Наташа насторожилась. Не понравилось, что Ирина помянула отца и выпытывает у нее, что он творил. Она вспомнила его наказ, чтобы «из избы сора не выносить». Она страшилась несчастья, которое может произойти, если паны узнают о замыслах отца, о том, что он сам готовится уйти к Ляпунову и ее обучает стрельбе из лука и верховой езде. Наташа раскаивалась – зачем она распустила язык и сболтнула чего не след.
– Не пытай!.. Не мое дело то. Ничего не понимаю я. Глупая, как и все.
Увидав из возка бабу с коромыслом, Ирина приказала остановить лошадей. Выскочила, побежала к бабе. Дернула ее за рукав, заглянула в ведра – и убежала обратно.
– Пустые! – печально сказала она, усаживаясь в возок. – Не к добру. Удачи не будет.
Наталья вздохнула:
– Ирина, Иринушка, как видится, и богатым покоя нет! И они думают, и они кручинятся…
– Пустое, – обиженно надувшись, проговорила Ирина. – Нечего нам бояться. Мой батюшка при всех царях будет именит. Он мудрый.
Наталья и не заметила, как салтыковский возок вкатил по мосту через ров во Фроловские ворота и остановился у кремлевского жилища Салтыкова. Свой дом в Китай-городе он оставил заколоченным.
– Кремль! Ах, ах, какая я растрепа!.. – всполошилась она.
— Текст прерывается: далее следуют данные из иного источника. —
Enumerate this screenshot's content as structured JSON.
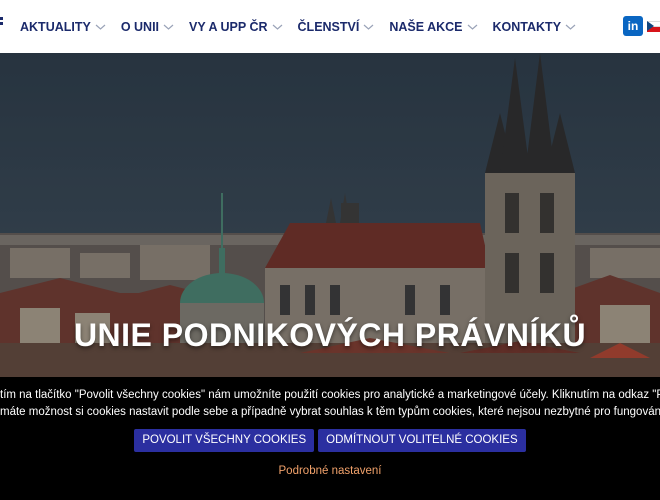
{
  "nav": {
    "items": [
      {
        "label": "AKTUALITY",
        "has_dropdown": true
      },
      {
        "label": "O UNII",
        "has_dropdown": true
      },
      {
        "label": "VY A UPP ČR",
        "has_dropdown": true
      },
      {
        "label": "ČLENSTVÍ",
        "has_dropdown": true
      },
      {
        "label": "NAŠE AKCE",
        "has_dropdown": true
      },
      {
        "label": "KONTAKTY",
        "has_dropdown": true
      }
    ],
    "social_icon": "linkedin-icon",
    "social_label": "in",
    "language_icon": "czech-flag-icon"
  },
  "hero": {
    "title": "UNIE PODNIKOVÝCH PRÁVNÍKŮ"
  },
  "cookie": {
    "line1": "tím na tlačítko \"Povolit všechny cookies\" nám umožníte použití cookies pro analytické a marketingové účely. Kliknutím na odkaz \"Podrobné nast",
    "line2": "máte možnost si cookies nastavit podle sebe a případně vybrat souhlas k těm typům cookies, které nejsou nezbytné pro fungování webu.",
    "accept_label": "POVOLIT VŠECHNY COOKIES",
    "reject_label": "ODMÍTNOUT VOLITELNÉ COOKIES",
    "settings_label": "Podrobné nastavení"
  },
  "colors": {
    "nav_text": "#1b2a6b",
    "button_bg": "#2b2fa0",
    "link_accent": "#f2a26b",
    "cookie_bg": "#000000"
  }
}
– Ну и что же? – успокоила ее Ирина. – Побывай у нас. Такие же мы православные, как и вы. Не гнушайся нами.
Что уж это ты стала нас избегать?
Наталья подумала: «В самом деле, чего я боюсь, глупая?! Ужель я хуже других? Пойду да посмотрю, как новые бояре живут!»
И пошла.
Высокое крыльцо, а за ним – просторные сени. Девушек шумно встретил худенький, малого роста, с наивным бескровным лицом отрок лет тринадцати. Он раскинул худые руки: «Не пущу». Ирина оттолкнула его. Он вцепился в нее, засмеялся.
– Мишка! Миха! Вор! Прочь! Матери скажу!..
Отрок притих, испуганно отошел прочь.
– Кто это! – спросила Наталья.
– Мишка Романов!.. Живет тут… Мать хлещет его каждодневно, а все не унимается. Только матери и боится. Сын Филарета Никитича.
Ирина провела ее наверх, в свою светелку. Наталья сначала отказывалась, вспомнив запрещение отца дружить с Ириной, но любопытство взяло верх. Ирина по секрету рассказала Наталье о том, что скоро выходит замуж за помощника кремлевского коменданта, пана Пекарского.
Из серебряного ларца осторожно вынула богатое монисто и надела его на шею Наталье. Подвела ее к зеркалу.
– Видишь? Ты еще красивее стала, – произнесла она, любуясь Натальей. – Это мне подарил он.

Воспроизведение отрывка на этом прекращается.